December 9, 2013
Brazilian police stop Indigenous People from storming Congress
Brazilian police used pepper spray to stop hundreds of protesting Indigenous People from storming Congress, clamping down on the second day of indigenous rights marches.
Tribes across Brazil blocked highways and occupied government offices to oppose what they see as a steady undermining of their rights to ancestral lands by farmers supported by politicians in disputes that have occasionally turned violent.
"We have lost lots of land and they want to take away what we have left," said Mayalú Txucarramae, a young Kayapó leader from the Xingú reservation in Mato Grosso state, one of about 1,000 indigenous demonstrators camped out in front of Congress.
Indigenous People wearing headdresses and body paint and carrying spears, bows and arrows expressed their anger in war dances outside ministry buildings in Brazil's capital and then tried to invade Congress, before being stopped by police.
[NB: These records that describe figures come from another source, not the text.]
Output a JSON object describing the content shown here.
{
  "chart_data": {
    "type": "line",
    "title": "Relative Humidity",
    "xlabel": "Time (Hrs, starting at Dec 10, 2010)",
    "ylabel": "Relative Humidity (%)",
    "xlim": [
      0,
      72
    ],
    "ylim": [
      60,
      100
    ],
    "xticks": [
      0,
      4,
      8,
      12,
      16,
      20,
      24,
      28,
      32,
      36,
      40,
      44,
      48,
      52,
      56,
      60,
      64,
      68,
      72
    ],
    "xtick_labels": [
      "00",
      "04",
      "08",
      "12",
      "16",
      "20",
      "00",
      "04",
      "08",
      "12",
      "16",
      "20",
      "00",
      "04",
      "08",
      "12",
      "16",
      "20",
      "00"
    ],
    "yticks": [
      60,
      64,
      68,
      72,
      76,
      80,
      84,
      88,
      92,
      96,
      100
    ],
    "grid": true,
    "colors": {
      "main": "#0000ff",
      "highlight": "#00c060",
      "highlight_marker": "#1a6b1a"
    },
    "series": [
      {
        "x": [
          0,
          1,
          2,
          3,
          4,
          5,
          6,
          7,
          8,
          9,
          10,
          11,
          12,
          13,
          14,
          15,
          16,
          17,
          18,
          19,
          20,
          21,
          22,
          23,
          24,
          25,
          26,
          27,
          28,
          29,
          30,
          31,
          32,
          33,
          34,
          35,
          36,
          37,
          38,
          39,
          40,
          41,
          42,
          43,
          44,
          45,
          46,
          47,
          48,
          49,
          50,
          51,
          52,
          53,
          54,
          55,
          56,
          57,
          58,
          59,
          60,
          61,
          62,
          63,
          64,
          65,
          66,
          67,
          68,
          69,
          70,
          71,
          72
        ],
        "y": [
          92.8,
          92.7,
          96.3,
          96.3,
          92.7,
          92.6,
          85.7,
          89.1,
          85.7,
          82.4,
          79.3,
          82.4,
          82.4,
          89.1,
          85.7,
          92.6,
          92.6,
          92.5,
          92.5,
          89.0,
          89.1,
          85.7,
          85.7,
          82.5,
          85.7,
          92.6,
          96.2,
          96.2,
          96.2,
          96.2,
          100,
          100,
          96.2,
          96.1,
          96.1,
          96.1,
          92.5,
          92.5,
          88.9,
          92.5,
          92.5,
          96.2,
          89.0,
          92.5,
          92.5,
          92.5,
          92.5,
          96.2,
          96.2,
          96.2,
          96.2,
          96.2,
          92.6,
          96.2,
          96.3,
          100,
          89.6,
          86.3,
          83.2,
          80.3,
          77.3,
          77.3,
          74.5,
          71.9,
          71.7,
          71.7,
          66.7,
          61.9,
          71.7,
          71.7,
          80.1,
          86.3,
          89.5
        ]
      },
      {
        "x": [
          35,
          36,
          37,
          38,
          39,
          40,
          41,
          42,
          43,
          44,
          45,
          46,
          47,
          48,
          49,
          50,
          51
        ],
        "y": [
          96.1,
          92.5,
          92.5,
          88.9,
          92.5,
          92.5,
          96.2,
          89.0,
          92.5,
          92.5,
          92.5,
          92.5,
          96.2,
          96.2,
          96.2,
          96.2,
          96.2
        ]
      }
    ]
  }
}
During a similar protest in April, members of some 70 tribes barged into the lower house of Congress, delaying a debate on indigenous policy. Brazilian police, who have faced bouts of social unrest since the country experienced massive protests in June against corruption and poor government services, were less permissive this time.
But the deputy speaker of the lower chamber of Congress, Andre Vargas, agreed to meet with a delegation of Indigenous People, including the Kayapó leader, and vowed to try to stop a constitutional amendment from reaching the floor that would weaken native land rights.
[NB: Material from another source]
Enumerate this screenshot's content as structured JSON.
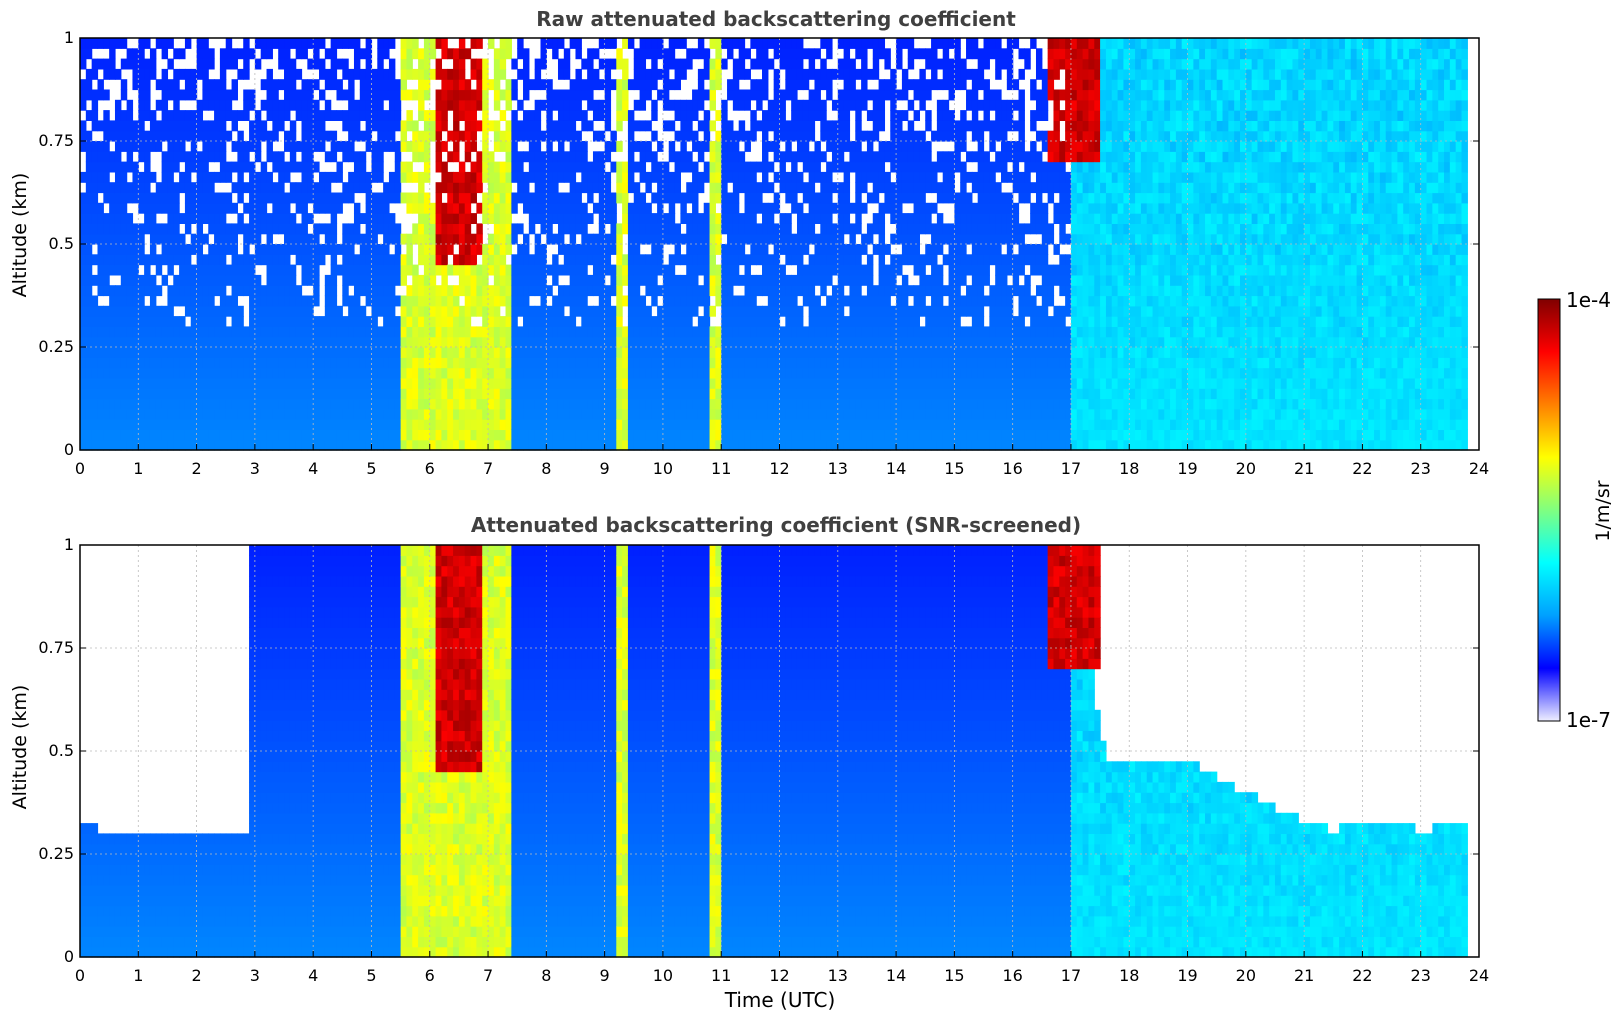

On Tuesday, Speaker Henrique Eduardo Alves said he would delay forming a committee to study the proposal, which would give Congress, rather than the federal government's Indian affairs office, the power to create indigenous reservations.
President Dilma Rousseff, accused by the Indians of siding with farmers in the disputes over native lands, said on Twitter she opposed the amendment and would encourage her supporters in Congress to vote against it.
"She is just trying to look good," said Txucarramae.
The protests that shook Brazil in June may have helped the Indian cause by making the country's politicians more sensitive to popular demands, the Indian leader said.